CRT recognizes that racism is engrained in the fabric and system of the American society. The individual racist need not exist to note that institutional racism is pervasive in the dominant culture. This is the analytical lens that CRT uses in examining existing power structures. CRT identifies that these power structures are based on white privilege and white supremacy, which perpetuates the marginalization of people of color. CRT also rejects the traditions of liberalism and meritocracy.

So those who hold to Critical Race Theory explicitly reject liberalism (in the classical or moderate sense) and meritocracy.  What is left is an all-encompassing state that attempts to achieve perfect equality between all individuals using race, gender, and other characteristics as pretenses for complete control, regardless of one's behavior or "merit."

David Horowitz describes the practical reasons why the Democrats use critical theory (which in the academic sense is very obtuse) very well:

Without its adherents noticing, the theoretical argument of the Left has been emptied of content by the failures of socialism. For what is the practical meaning of a socialist critique in the absence of a workable socialist model? In fact, there is none.

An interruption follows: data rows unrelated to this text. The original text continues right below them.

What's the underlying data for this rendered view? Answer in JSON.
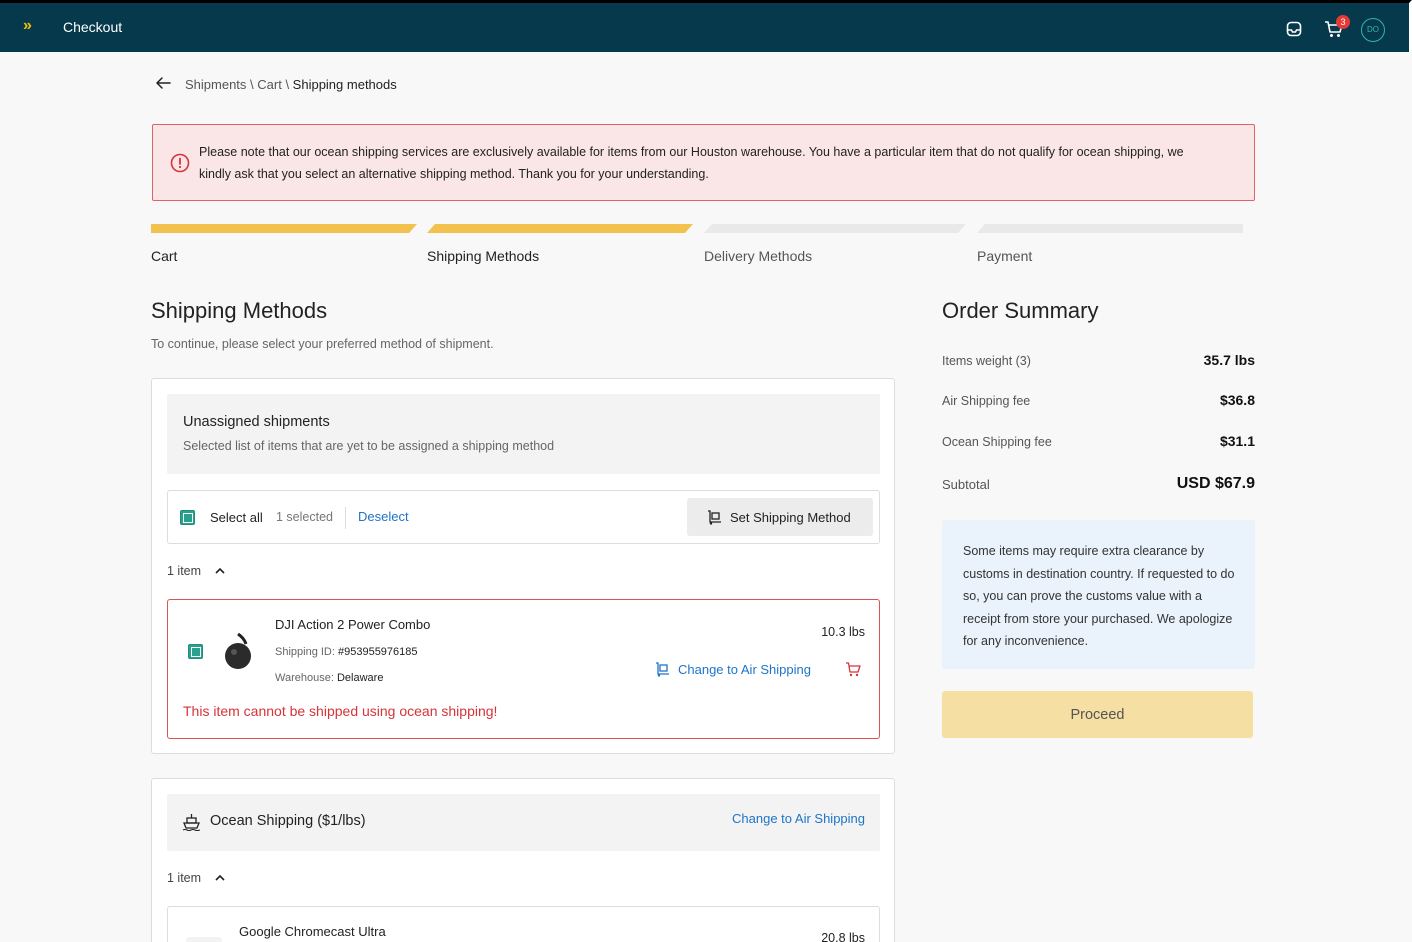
{
  "header": {
    "logo": "»",
    "title": "Checkout",
    "cart_count": "3",
    "avatar_initials": "DO"
  },
  "breadcrumb": {
    "parts": [
      "Shipments",
      "Cart"
    ],
    "separator": " \\ ",
    "current": "Shipping methods"
  },
  "alert": {
    "text": "Please note that our ocean shipping services are exclusively available for items from our Houston warehouse. You have a particular item that do not qualify for ocean shipping, we kindly ask that you select an alternative shipping method. Thank you for your understanding."
  },
  "steps": [
    {
      "label": "Cart",
      "done": true
    },
    {
      "label": "Shipping Methods",
      "done": true
    },
    {
      "label": "Delivery Methods",
      "done": false
    },
    {
      "label": "Payment",
      "done": false
    }
  ],
  "main": {
    "title": "Shipping Methods",
    "subtitle": "To continue, please select your preferred method of shipment."
  },
  "unassigned": {
    "title": "Unassigned shipments",
    "subtitle": "Selected list of items that are yet to be assigned a shipping method",
    "select_all_label": "Select all",
    "selected_count": "1 selected",
    "deselect_label": "Deselect",
    "set_method_label": "Set Shipping Method",
    "items_toggle": "1 item",
    "item": {
      "name": "DJI Action 2 Power Combo",
      "shipping_id_label": "Shipping ID: ",
      "shipping_id": "#953955976185",
      "warehouse_label": "Warehouse: ",
      "warehouse": "Delaware",
      "weight": "10.3 lbs",
      "change_label": "Change to Air Shipping",
      "error": "This item cannot be shipped using  ocean shipping!"
    }
  },
  "ocean": {
    "title": "Ocean Shipping ($1/lbs)",
    "change_label": "Change to Air Shipping",
    "items_toggle": "1 item",
    "item": {
      "name": "Google Chromecast Ultra",
      "weight": "20.8 lbs"
    }
  },
  "order_summary": {
    "title": "Order Summary",
    "rows": [
      {
        "label": "Items weight (3)",
        "value": "35.7 lbs"
      },
      {
        "label": "Air Shipping fee",
        "value": "$36.8"
      },
      {
        "label": "Ocean Shipping fee",
        "value": "$31.1"
      }
    ],
    "subtotal_label": "Subtotal",
    "subtotal_value": "USD $67.9",
    "note": "Some items may require extra clearance by customs in destination country. If requested to do so, you can prove the customs value with a receipt from store your purchased. We apologize for any inconvenience.",
    "proceed_label": "Proceed"
  },
  "colors": {
    "topbar": "#07394c",
    "accent_yellow": "#f2c14e",
    "error_red": "#d6333a",
    "link_blue": "#1f74c9",
    "checkbox_teal": "#2aa18f"
  }
}
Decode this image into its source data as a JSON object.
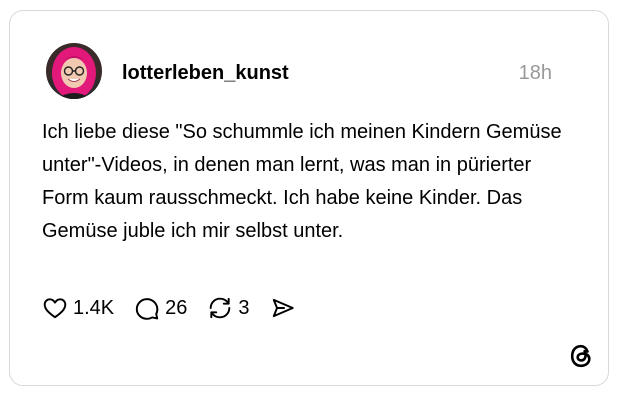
{
  "post": {
    "username": "lotterleben_kunst",
    "timestamp": "18h",
    "text": "Ich liebe diese \"So schummle ich meinen Kindern Gemüse unter\"-Videos, in denen man lernt, was man in pürierter Form kaum rausschmeckt. Ich habe keine Kinder. Das Gemüse juble ich mir selbst unter."
  },
  "actions": {
    "likes": "1.4K",
    "replies": "26",
    "reposts": "3"
  },
  "icons": {
    "like": "heart-icon",
    "reply": "comment-bubble-icon",
    "repost": "repost-icon",
    "share": "send-icon",
    "brand": "threads-logo-icon"
  },
  "colors": {
    "text": "#000000",
    "muted": "#999999",
    "border": "#d9d9d9",
    "avatar_hair": "#e2187a"
  }
}
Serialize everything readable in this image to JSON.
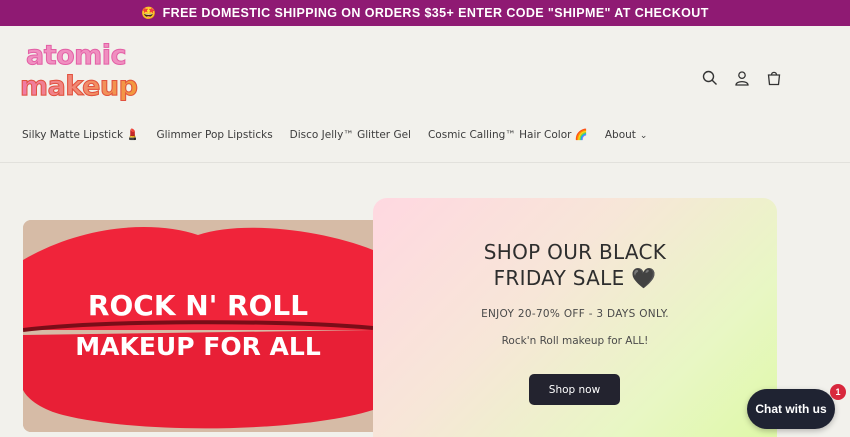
{
  "announcement": {
    "emoji": "🤩",
    "text": "FREE DOMESTIC SHIPPING ON ORDERS $35+ ENTER CODE \"SHIPME\" AT CHECKOUT"
  },
  "logo": {
    "line1": "atomic",
    "line2": "makeup"
  },
  "header_icons": [
    "search-icon",
    "account-icon",
    "cart-icon"
  ],
  "nav": {
    "items": [
      {
        "label": "Silky Matte Lipstick 💄"
      },
      {
        "label": "Glimmer Pop Lipsticks"
      },
      {
        "label": "Disco Jelly™ Glitter Gel"
      },
      {
        "label": "Cosmic Calling™ Hair Color 🌈"
      },
      {
        "label": "About"
      }
    ]
  },
  "hero": {
    "image_text_line1": "ROCK N' ROLL",
    "image_text_line2": "MAKEUP FOR ALL",
    "title": "SHOP OUR BLACK FRIDAY SALE 🖤",
    "subtitle": "ENJOY 20-70% OFF - 3 DAYS ONLY.",
    "tagline": "Rock'n Roll makeup for ALL!",
    "button": "Shop now"
  },
  "chat": {
    "label": "Chat with us",
    "badge": "1"
  },
  "colors": {
    "announcement_bg": "#8f1a73",
    "lips": "#f0243a",
    "button_bg": "#23232f",
    "chat_bg": "#1f2332"
  }
}
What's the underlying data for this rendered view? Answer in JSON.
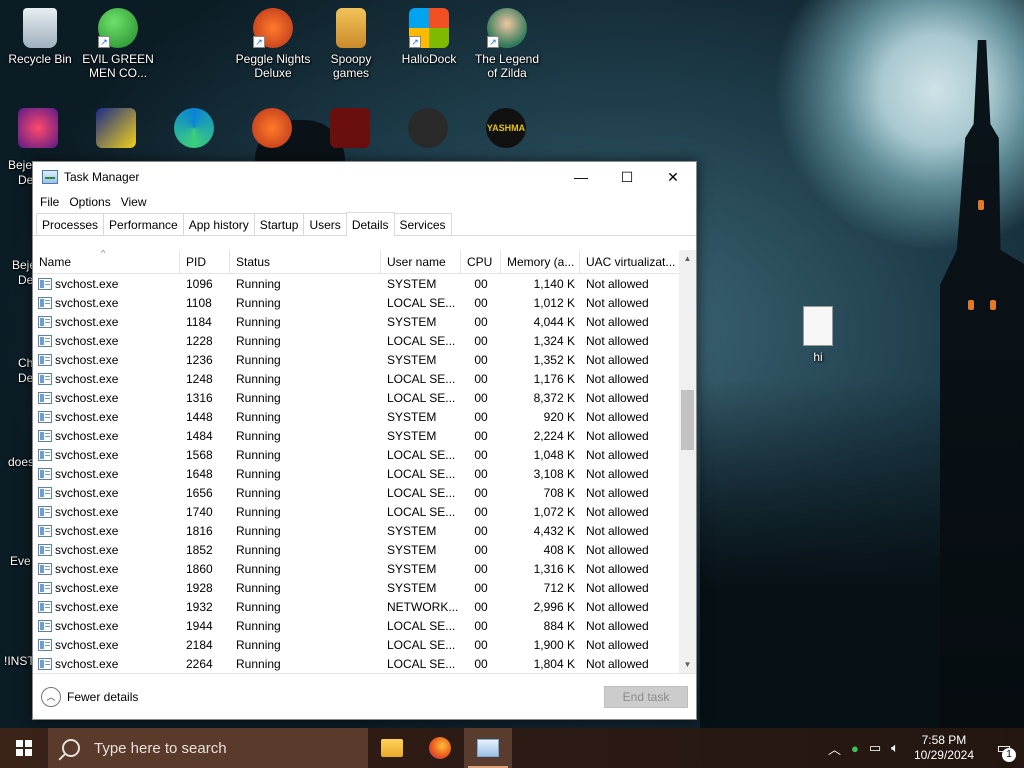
{
  "desktop": {
    "icons": [
      {
        "label": "Recycle Bin",
        "icon": "recycle-bin-icon"
      },
      {
        "label": "EVIL GREEN MEN CO...",
        "icon": "green-men-icon"
      },
      {
        "label": "Peggle Nights Deluxe",
        "icon": "peggle-icon"
      },
      {
        "label": "Spoopy games",
        "icon": "folder-icon"
      },
      {
        "label": "HalloDock",
        "icon": "windows-logo-icon"
      },
      {
        "label": "The Legend of Zilda",
        "icon": "zilda-icon"
      },
      {
        "label": "hi",
        "icon": "text-file-icon"
      }
    ],
    "partial_labels": [
      "Beje",
      "De",
      "Beje",
      "De",
      "Ch",
      "De",
      "does",
      "Eve",
      "!INST"
    ],
    "partial_icon_row": [
      "bejeweled-icon",
      "mpl-icon",
      "edge-icon",
      "peggle-icon",
      "flash-icon",
      "prefs-icon",
      "yashma-icon"
    ],
    "yashma_text": "YASHMA"
  },
  "window": {
    "title": "Task Manager",
    "controls": {
      "minimize": "—",
      "maximize": "☐",
      "close": "✕"
    },
    "menu": [
      "File",
      "Options",
      "View"
    ],
    "tabs": [
      "Processes",
      "Performance",
      "App history",
      "Startup",
      "Users",
      "Details",
      "Services"
    ],
    "active_tab": "Details",
    "columns": [
      "Name",
      "PID",
      "Status",
      "User name",
      "CPU",
      "Memory (a...",
      "UAC virtualizat..."
    ],
    "rows": [
      [
        "svchost.exe",
        "1096",
        "Running",
        "SYSTEM",
        "00",
        "1,140 K",
        "Not allowed"
      ],
      [
        "svchost.exe",
        "1108",
        "Running",
        "LOCAL SE...",
        "00",
        "1,012 K",
        "Not allowed"
      ],
      [
        "svchost.exe",
        "1184",
        "Running",
        "SYSTEM",
        "00",
        "4,044 K",
        "Not allowed"
      ],
      [
        "svchost.exe",
        "1228",
        "Running",
        "LOCAL SE...",
        "00",
        "1,324 K",
        "Not allowed"
      ],
      [
        "svchost.exe",
        "1236",
        "Running",
        "SYSTEM",
        "00",
        "1,352 K",
        "Not allowed"
      ],
      [
        "svchost.exe",
        "1248",
        "Running",
        "LOCAL SE...",
        "00",
        "1,176 K",
        "Not allowed"
      ],
      [
        "svchost.exe",
        "1316",
        "Running",
        "LOCAL SE...",
        "00",
        "8,372 K",
        "Not allowed"
      ],
      [
        "svchost.exe",
        "1448",
        "Running",
        "SYSTEM",
        "00",
        "920 K",
        "Not allowed"
      ],
      [
        "svchost.exe",
        "1484",
        "Running",
        "SYSTEM",
        "00",
        "2,224 K",
        "Not allowed"
      ],
      [
        "svchost.exe",
        "1568",
        "Running",
        "LOCAL SE...",
        "00",
        "1,048 K",
        "Not allowed"
      ],
      [
        "svchost.exe",
        "1648",
        "Running",
        "LOCAL SE...",
        "00",
        "3,108 K",
        "Not allowed"
      ],
      [
        "svchost.exe",
        "1656",
        "Running",
        "LOCAL SE...",
        "00",
        "708 K",
        "Not allowed"
      ],
      [
        "svchost.exe",
        "1740",
        "Running",
        "LOCAL SE...",
        "00",
        "1,072 K",
        "Not allowed"
      ],
      [
        "svchost.exe",
        "1816",
        "Running",
        "SYSTEM",
        "00",
        "4,432 K",
        "Not allowed"
      ],
      [
        "svchost.exe",
        "1852",
        "Running",
        "SYSTEM",
        "00",
        "408 K",
        "Not allowed"
      ],
      [
        "svchost.exe",
        "1860",
        "Running",
        "SYSTEM",
        "00",
        "1,316 K",
        "Not allowed"
      ],
      [
        "svchost.exe",
        "1928",
        "Running",
        "SYSTEM",
        "00",
        "712 K",
        "Not allowed"
      ],
      [
        "svchost.exe",
        "1932",
        "Running",
        "NETWORK...",
        "00",
        "2,996 K",
        "Not allowed"
      ],
      [
        "svchost.exe",
        "1944",
        "Running",
        "LOCAL SE...",
        "00",
        "884 K",
        "Not allowed"
      ],
      [
        "svchost.exe",
        "2184",
        "Running",
        "LOCAL SE...",
        "00",
        "1,900 K",
        "Not allowed"
      ],
      [
        "svchost.exe",
        "2264",
        "Running",
        "LOCAL SE...",
        "00",
        "1,804 K",
        "Not allowed"
      ]
    ],
    "footer": {
      "fewer_details": "Fewer details",
      "end_task": "End task"
    }
  },
  "taskbar": {
    "search_placeholder": "Type here to search",
    "apps": [
      "file-explorer-icon",
      "firefox-icon",
      "task-manager-icon"
    ],
    "time": "7:58 PM",
    "date": "10/29/2024",
    "notification_count": "1"
  },
  "colors": {
    "taskbar": "#2d1b14",
    "search": "#5a3a2a",
    "accent": "#0078d7"
  }
}
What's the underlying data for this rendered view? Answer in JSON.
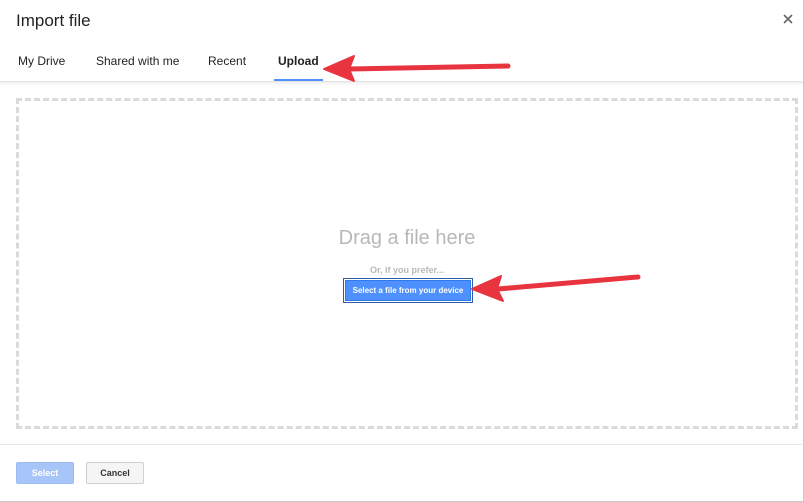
{
  "dialog": {
    "title": "Import file"
  },
  "tabs": [
    {
      "label": "My Drive",
      "active": false
    },
    {
      "label": "Shared with me",
      "active": false
    },
    {
      "label": "Recent",
      "active": false
    },
    {
      "label": "Upload",
      "active": true
    }
  ],
  "upload": {
    "drag_text": "Drag a file here",
    "prefer_text": "Or, if you prefer...",
    "select_device_label": "Select a file from your device"
  },
  "footer": {
    "select_label": "Select",
    "cancel_label": "Cancel"
  },
  "colors": {
    "accent": "#4d90fe",
    "annotation_arrow": "#e8343f"
  },
  "icons": [
    "close-icon"
  ]
}
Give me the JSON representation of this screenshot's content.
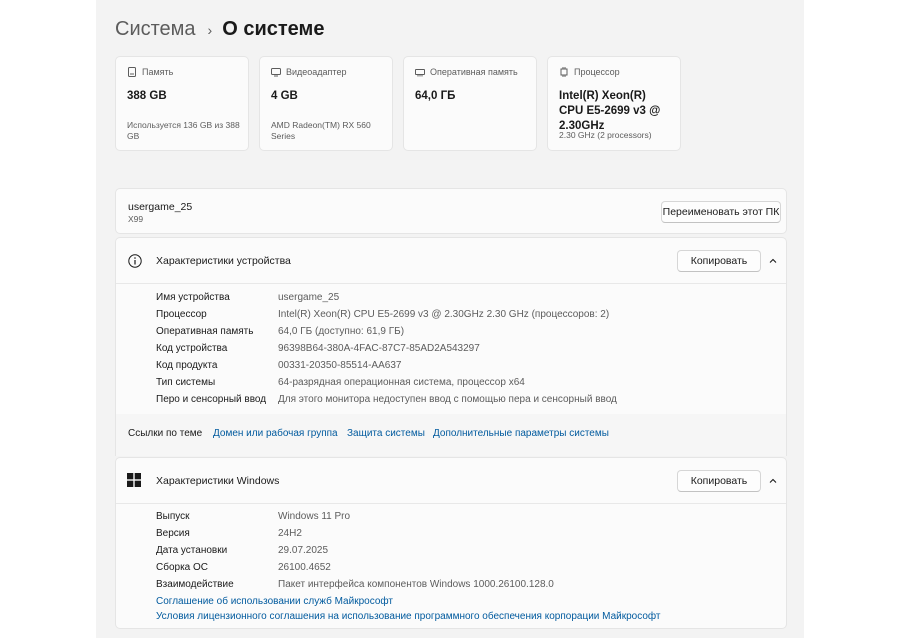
{
  "breadcrumb": {
    "parent": "Система",
    "separator": "›",
    "current": "О системе"
  },
  "spec_cards": [
    {
      "icon": "storage-icon",
      "label": "Память",
      "value": "388 GB",
      "sub": "Используется 136 GB из 388 GB"
    },
    {
      "icon": "gpu-icon",
      "label": "Видеоадаптер",
      "value": "4 GB",
      "sub": "AMD Radeon(TM) RX 560 Series"
    },
    {
      "icon": "ram-icon",
      "label": "Оперативная память",
      "value": "64,0 ГБ",
      "sub": ""
    },
    {
      "icon": "cpu-icon",
      "label": "Процессор",
      "value": "Intel(R) Xeon(R) CPU E5-2699 v3 @ 2.30GHz",
      "sub": "2.30 GHz (2 processors)"
    }
  ],
  "pc": {
    "name": "usergame_25",
    "model": "X99",
    "rename_label": "Переименовать этот ПК"
  },
  "device_specs": {
    "title": "Характеристики устройства",
    "copy_label": "Копировать",
    "rows": [
      {
        "label": "Имя устройства",
        "value": "usergame_25"
      },
      {
        "label": "Процессор",
        "value": "Intel(R) Xeon(R) CPU E5-2699 v3 @ 2.30GHz   2.30 GHz (процессоров: 2)"
      },
      {
        "label": "Оперативная память",
        "value": "64,0 ГБ (доступно: 61,9 ГБ)"
      },
      {
        "label": "Код устройства",
        "value": "96398B64-380A-4FAC-87C7-85AD2A543297"
      },
      {
        "label": "Код продукта",
        "value": "00331-20350-85514-AA637"
      },
      {
        "label": "Тип системы",
        "value": "64-разрядная операционная система, процессор x64"
      },
      {
        "label": "Перо и сенсорный ввод",
        "value": "Для этого монитора недоступен ввод с помощью пера и сенсорный ввод"
      }
    ]
  },
  "related": {
    "label": "Ссылки по теме",
    "links": [
      "Домен или рабочая группа",
      "Защита системы",
      "Дополнительные параметры системы"
    ]
  },
  "windows_specs": {
    "title": "Характеристики Windows",
    "copy_label": "Копировать",
    "rows": [
      {
        "label": "Выпуск",
        "value": "Windows 11 Pro"
      },
      {
        "label": "Версия",
        "value": "24H2"
      },
      {
        "label": "Дата установки",
        "value": "29.07.2025"
      },
      {
        "label": "Сборка ОС",
        "value": "26100.4652"
      },
      {
        "label": "Взаимодействие",
        "value": "Пакет интерфейса компонентов Windows 1000.26100.128.0"
      }
    ],
    "links": [
      "Соглашение об использовании служб Майкрософт",
      "Условия лицензионного соглашения на использование программного обеспечения корпорации Майкрософт"
    ]
  },
  "colors": {
    "window_bg": "#f3f3f3",
    "card_bg": "#fbfbfb",
    "link": "#005a9e",
    "secondary_text": "#5c5c5c"
  }
}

By adopting an impossible standard, it is easy to find fault with any institution or social system under scrutiny.

For media personalities like MSNBC's admitted socialist Lawrence O'Donnell, who uttered a tortured chain of reasoning that "golf" is a code word tying Barack Obama to spousal cheater Tiger Woods, race is merely a way of weaponizing minorities and turning them against the system.  And while 1960s radicals are obsessing about the eternal racial struggle and the war on women and all manner of conjured causes, re-casting each in new form after America overcomes them to become a less bigoted society (due in large part to the Enlightenment vision of our Founding Fathers), the leftists are not talking about the economy or other issues that Americans consider of vital importance.  It's what might be called the race-bait-and-switch.

America's first post-racial presidency has predictably descended into baseless, unhinged charges of "racism" over all forms of effective conservative resistance to President Obama's markedly leftist program.  There is a host of real problems facing this country, and for the Democrats to act as if we should be talking only about identity politics is an admission of failure.

As the president contrives the most cryptic comments about the GOP convention resembling something from the era of "black-and-white TV," showcasing failed ideas from the last century, we know exactly what he means.  Obama implies that the Republican Party is not "diverse" and that its ideas are neither new nor successful.  Democratic Mayor of Los Angeles Antonio Villaraigosa even told Chris Wallace of Fox News Sunday that the Republican Party espouses "a platform from another century, maybe even two."  Thus, it isn't a surprise that the Democratic Party beacon MSNBC dropped coverage of most "minority" speakers at the Republican convention, because it would be a real narrative-breaker for the left.

What do these bizarre comments actually mean?  America still has the world's most powerful economy due to market capitalism and constitutionally limited government, and America also still has the most effective military.  We live in a diverse society of immigrants who came to the United States seeking freedom and opportunity, and the great majority received just that.

But these inducements to come to the land of liberty won't last long if the Democrats' older-than-dirt statist and collectivist ideas are fully put into place.  And to achieve un-freedom, the Democratic Party must pose as a group of emancipators, even if the party's causes are largely imaginary, and even if its program entails state enslavement.